Writing the second-stage payload in Rust is itself a meaningful choice. Rust-compiled binaries are harder to analyze and reverse-engineer than those built in more common scripting languages or older compiled formats. Security tools that rely on behavioral signatures or pattern matching have a harder time with Rust code, partly because the language is still relatively new in the malware ecosystem and partly because its compiled output looks structurally different from what most macOS detection engines were originally trained on. For attackers building tools meant to stay under the radar, Rust has quietly become a preferred option.
What This Means for How You Think About Mac Security
The conventional wisdom that Macs are inherently safer than other platforms has eroded steadily over the past several years, and PamStealer fits that pattern precisely. The malware doesn’t exploit a zero-day vulnerability or require the user to disable any security settings. It relies on a user downloading what looks like a useful productivity app, and on macOS’s own built-in tools – Script Editor, PAM – doing exactly what they’re supposed to do. There’s no system error.

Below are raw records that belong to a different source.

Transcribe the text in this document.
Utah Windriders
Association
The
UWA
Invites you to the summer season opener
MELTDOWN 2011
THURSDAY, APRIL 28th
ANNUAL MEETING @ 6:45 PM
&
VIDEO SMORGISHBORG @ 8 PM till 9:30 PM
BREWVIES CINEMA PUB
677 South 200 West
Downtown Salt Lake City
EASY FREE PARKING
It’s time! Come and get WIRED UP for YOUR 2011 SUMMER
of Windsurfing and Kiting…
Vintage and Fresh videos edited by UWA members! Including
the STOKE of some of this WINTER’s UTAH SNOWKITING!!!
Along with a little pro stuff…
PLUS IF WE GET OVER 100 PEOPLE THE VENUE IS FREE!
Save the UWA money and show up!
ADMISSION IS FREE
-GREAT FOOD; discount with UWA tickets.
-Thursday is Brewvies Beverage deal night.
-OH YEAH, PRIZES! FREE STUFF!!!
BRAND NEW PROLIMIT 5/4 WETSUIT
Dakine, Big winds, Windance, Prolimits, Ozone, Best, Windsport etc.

Everything works as designed, just not in the user’s interest.
The impersonation of Maccy as the delivery vehicle is also worth sitting with. Maccy is an open-source clipboard manager with a genuine user base. It’s the sort of app someone finds through a forum recommendation or a productivity blog, not through the Mac App Store, which means users searching for it outside official channels are exactly the population most likely to encounter a fake disk image. Attackers choosing that specific app as their mask weren’t guessing – they were targeting a distribution gap.

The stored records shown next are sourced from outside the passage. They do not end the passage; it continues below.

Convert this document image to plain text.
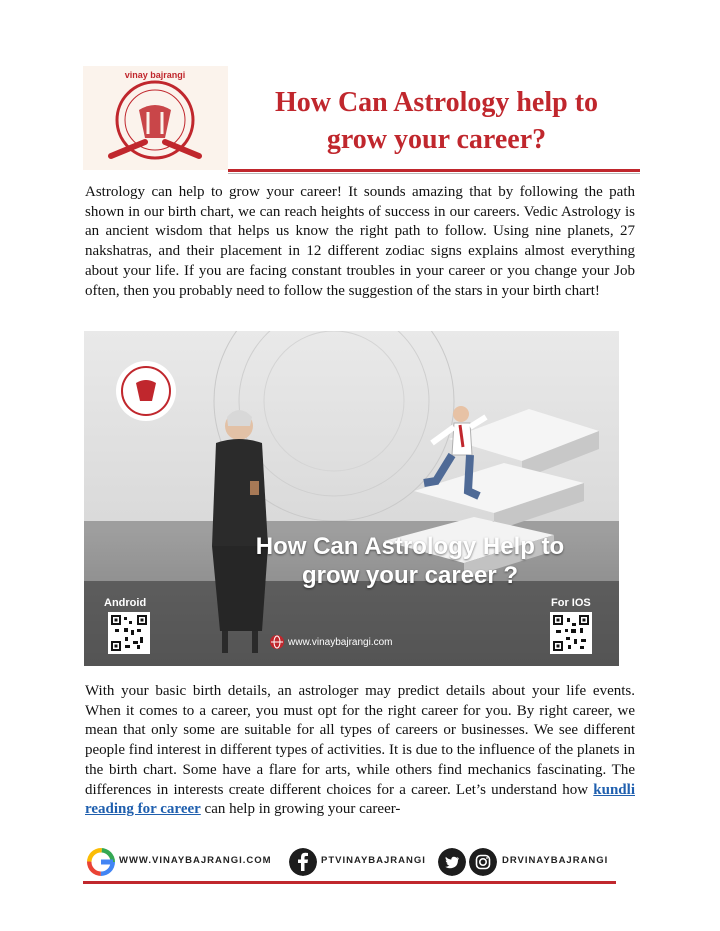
vinay bajrangi
How Can Astrology help to
grow your career?

Astrology can help to grow your career! It sounds amazing that by following the path shown in our birth chart, we can reach heights of success in our careers. Vedic Astrology is an ancient wisdom that helps us know the right path to follow. Using nine planets, 27 nakshatras, and their placement in 12 different zodiac signs explains almost everything about your life. If you are facing constant troubles in your career or you change your Job often, then you probably need to follow the suggestion of the stars in your birth chart!

How Can Astrology Help to
grow your career ?
Android	For IOS
www.vinaybajrangi.com

With your basic birth details, an astrologer may predict details about your life events. When it comes to a career, you must opt for the right career for you. By right career, we mean that only some are suitable for all types of careers or businesses. We see different people find interest in different types of activities. It is due to the influence of the planets in the birth chart. Some have a flare for arts, while others find mechanics fascinating. The differences in interests create different choices for a career. Let’s understand how kundli reading for career can help in growing your career-

WWW.VINAYBAJRANGI.COM	PTVINAYBAJRANGI	DRVINAYBAJRANGI
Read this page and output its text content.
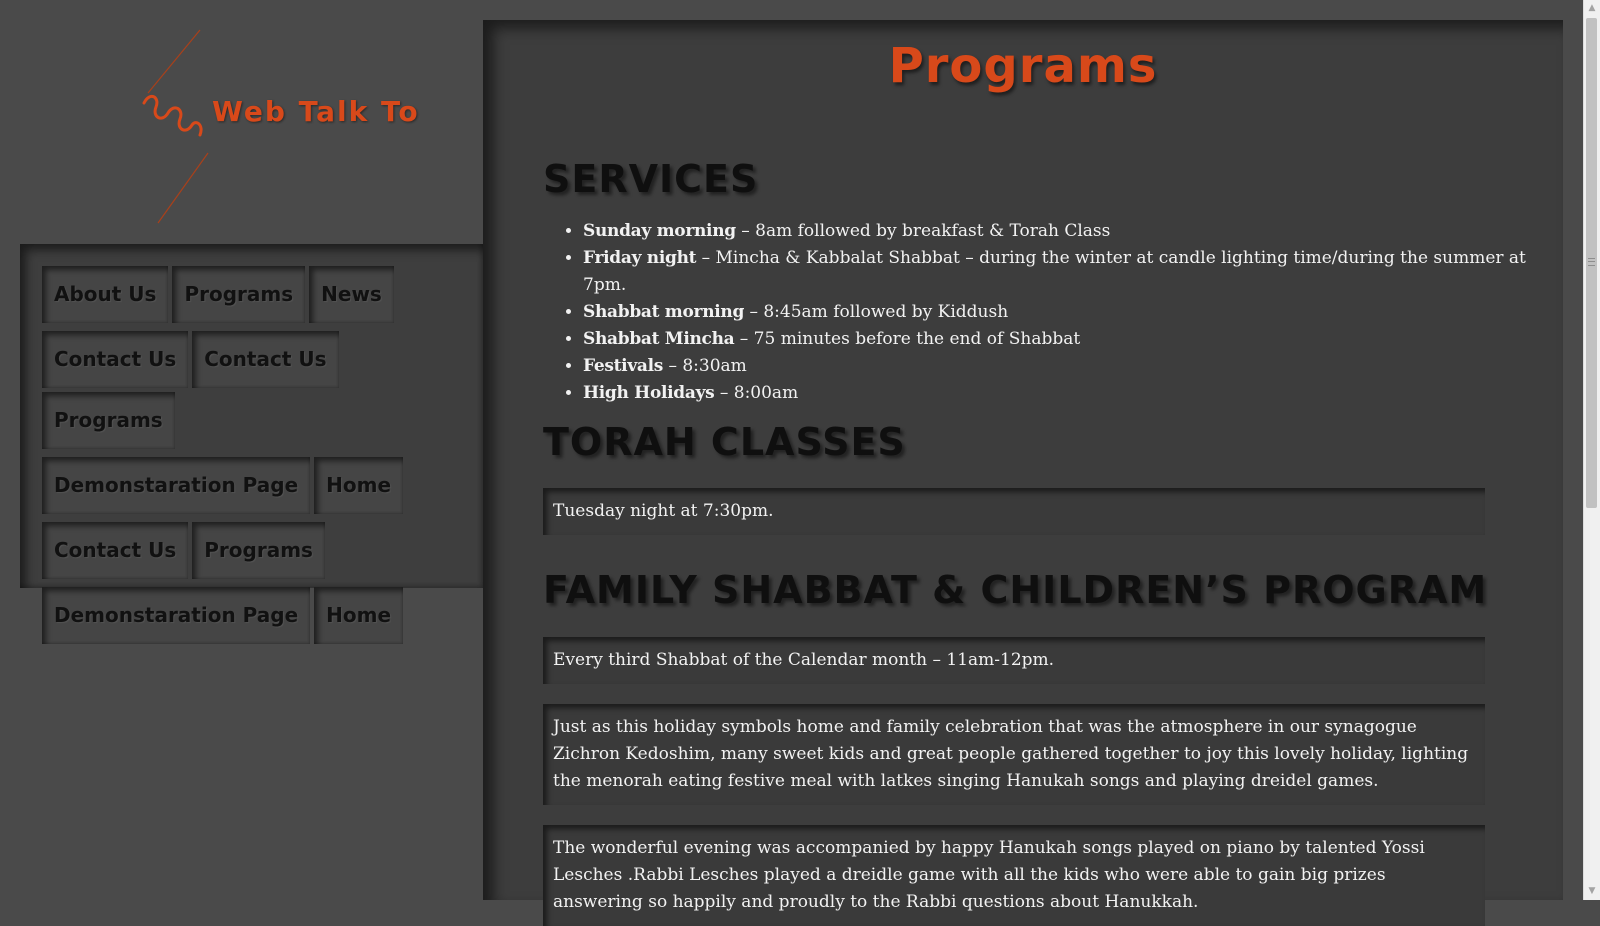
Web Talk To
About Us	Programs	News
Contact Us	Contact Us
Programs
Demonstaration Page	Home
Contact Us	Programs
Demonstaration Page	Home
Programs
SERVICES
• Sunday morning – 8am followed by breakfast & Torah Class
• Friday night – Mincha & Kabbalat Shabbat – during the winter at candle lighting time/during the summer at 7pm.
• Shabbat morning – 8:45am followed by Kiddush
• Shabbat Mincha – 75 minutes before the end of Shabbat
• Festivals – 8:30am
• High Holidays – 8:00am
TORAH CLASSES
Tuesday night at 7:30pm.
FAMILY SHABBAT & CHILDREN’S PROGRAM
Every third Shabbat of the Calendar month – 11am-12pm.
Just as this holiday symbols home and family celebration that was the atmosphere in our synagogue Zichron Kedoshim, many sweet kids and great people gathered together to joy this lovely holiday, lighting the menorah eating festive meal with latkes singing Hanukah songs and playing dreidel games.
The wonderful evening was accompanied by happy Hanukah songs played on piano by talented Yossi Lesches .Rabbi Lesches played a dreidle game with all the kids who were able to gain big prizes answering so happily and proudly to the Rabbi questions about Hanukkah.
▲
▼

PamStealer is still being analyzed, and its full distribution scope isn’t yet known. But the architecture – two stages, AppleScript loader, Rust infostealer, PAM-based credential validation – represents a level of deliberate construction that puts it in a different category from opportunistic Mac threats. The question researchers haven’t answered publicly yet is who built it, and whether the attacker-controlled server receiving those stolen passwords has already been receiving them for longer than anyone currently knows.